Founded in 2008, EFFY is now the largest student-run environmental film festival in the world, according to Elizabeth Babalola FES ’14, co-director of EFFY. The festival uses films — most of which are documentaries and all of which are under a year old — to help raise awareness about environmental issues.
This year, EFFY’s coordinating team has added more activities to engage with audiences, Co-Director Lexi Tuddenham FES ’14 said. The festival will feature an outdoor block party to display the short films, a storytelling workshop for audience members interested in environmental filmmaking and a nature walk through New Haven.
The seven-day festival will include 10 feature films and 18 short films, including a world premiere. After each viewing, EFFY will sponsor a Q&A or panel session with a diverse array of experts, ranging from filmmakers to professors. Organizers interviewed said they hope these discussions can bring exploration of issues tackled by the films to the next level.
“I think this year the focus has really been on incredibly high quality, visually compelling films with the best storytelling,” Tuddenham said.
Co-Director Rebeka Ryvola FES ’14 said this year also marks a turning point in EFFY’s independence.
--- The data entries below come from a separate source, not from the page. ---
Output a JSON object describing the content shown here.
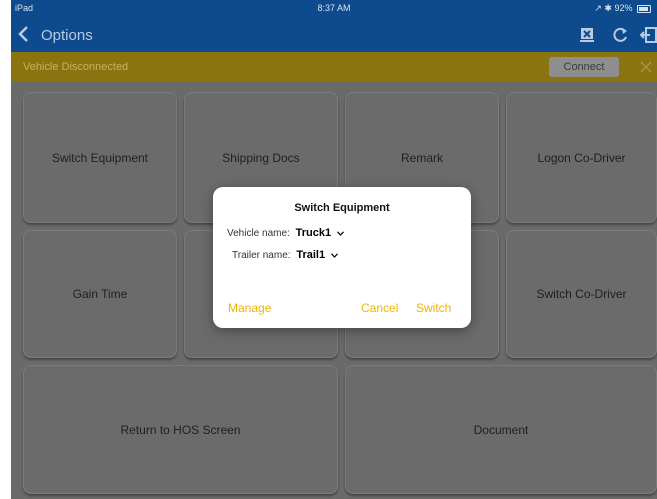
{
  "status_bar": {
    "device": "iPad",
    "time": "8:37 AM",
    "indicators": "↗ ✱ 92%"
  },
  "nav": {
    "title": "Options",
    "icons": [
      "back-chevron-icon",
      "device-x-icon",
      "refresh-icon",
      "exit-icon"
    ]
  },
  "banner": {
    "message": "Vehicle Disconnected",
    "connect_label": "Connect"
  },
  "tiles": [
    {
      "label": "Switch Equipment"
    },
    {
      "label": "Shipping Docs"
    },
    {
      "label": "Remark"
    },
    {
      "label": "Logon Co-Driver"
    },
    {
      "label": "Gain Time"
    },
    {
      "label": ""
    },
    {
      "label": ""
    },
    {
      "label": "Switch Co-Driver"
    },
    {
      "label": "Return to HOS Screen"
    },
    {
      "label": "Document"
    }
  ],
  "dialog": {
    "title": "Switch Equipment",
    "vehicle_label": "Vehicle name:",
    "vehicle_value": "Truck1",
    "trailer_label": "Trailer name:",
    "trailer_value": "Trail1",
    "manage_label": "Manage",
    "cancel_label": "Cancel",
    "switch_label": "Switch"
  },
  "colors": {
    "header": "#0d4b8e",
    "banner": "#8a7410",
    "accent": "#f0b400"
  }
}
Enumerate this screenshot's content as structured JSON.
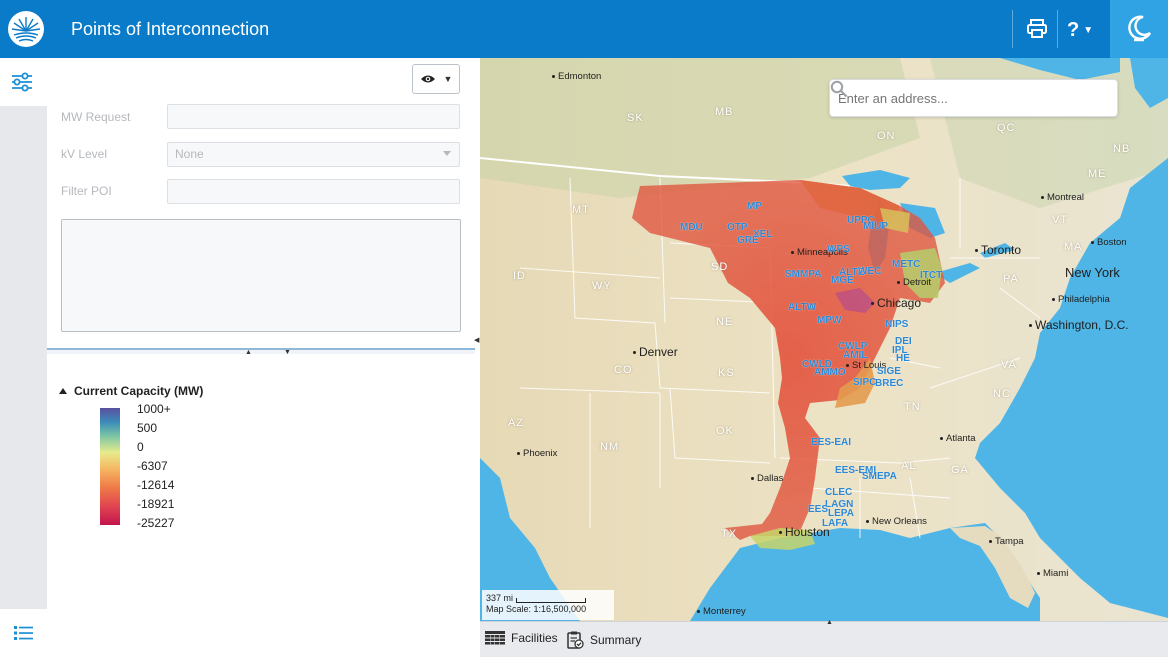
{
  "header": {
    "title": "Points of Interconnection",
    "help_label": "?"
  },
  "form": {
    "mw_request_label": "MW Request",
    "mw_request_value": "",
    "kv_level_label": "kV Level",
    "kv_level_value": "None",
    "filter_poi_label": "Filter POI",
    "filter_poi_value": ""
  },
  "legend": {
    "title": "Current Capacity (MW)",
    "labels": [
      "1000+",
      "500",
      "0",
      "-6307",
      "-12614",
      "-18921",
      "-25227"
    ]
  },
  "map": {
    "search_placeholder": "Enter an address...",
    "scale_distance": "337 mi",
    "scale_text": "Map Scale: 1:16,500,000",
    "cities": {
      "edmonton": "Edmonton",
      "minneapolis": "Minneapolis",
      "detroit": "Detroit",
      "chicago": "Chicago",
      "denver": "Denver",
      "st_louis": "St Louis",
      "toronto": "Toronto",
      "montreal": "Montreal",
      "boston": "Boston",
      "new_york": "New York",
      "philadelphia": "Philadelphia",
      "washington": "Washington, D.C.",
      "atlanta": "Atlanta",
      "phoenix": "Phoenix",
      "dallas": "Dallas",
      "houston": "Houston",
      "new_orleans": "New Orleans",
      "tampa": "Tampa",
      "miami": "Miami",
      "monterrey": "Monterrey"
    },
    "regions": [
      "SK",
      "MB",
      "ON",
      "QC",
      "NB",
      "ME",
      "VT",
      "MA",
      "MT",
      "ID",
      "WY",
      "SD",
      "NE",
      "CO",
      "KS",
      "OK",
      "NM",
      "AZ",
      "TX",
      "TN",
      "AL",
      "GA",
      "NC",
      "VA",
      "PA"
    ],
    "zones": [
      "MP",
      "MDU",
      "OTP",
      "XEL",
      "GRE",
      "UPPC",
      "MIUP",
      "WPS",
      "SMMPA",
      "MGE",
      "ALTE",
      "WEC",
      "METC",
      "ITCT",
      "ALTW",
      "MPW",
      "NIPS",
      "CWLP",
      "AMIL",
      "DEI",
      "IPL",
      "HE",
      "CWLD",
      "AMMO",
      "SIGE",
      "SIPC",
      "BREC",
      "EES-EAI",
      "EES-EMI",
      "SMEPA",
      "CLEC",
      "LAGN",
      "EES",
      "LEPA",
      "LAFA"
    ]
  },
  "tabs": {
    "facilities": "Facilities",
    "summary": "Summary"
  }
}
In previous years, Richard Miron ’13 was involved in the festival’s planning, and though he still maintains a seat on EFFY’s board, this is the first year he has not been directly involved in programming, she said.
Though EFFY is a Yale-sponsored event, the festival has had a significant public draw in recent years. About 30 percent of attendees at previous festivals have been non-Yale affiliated New Haven residents, Tuddenham said.
Looking forward to this year’s festival and beyond, Tuddenham said EFFY hopes to maintain its public appeal while also fostering a stronger following within the Yale community, especially within Yale College. She added that EFFY also hopes to attract more high school students to its events.
Dean of Alumni and External Affairs at the School of Forestry and Environmental Studies Gordon Geballe, who advised the students who planned the first year of EFFY, said he has always been inspired by the event’s potential.
“At a place like Yale that has such strong humanities, it asks the question ‘Why we don’t ask more scientific questions using the humanities?’” he said.
Though Geballe said it is difficult to asses whether such a marriage between the humanities and the environmental sciences has proved successful, he said it has certainly enabled students involved in EFFY’s planning to think more deeply about the issues featured in the films.
The first film to be featured tonight will be “Il était une forêt.”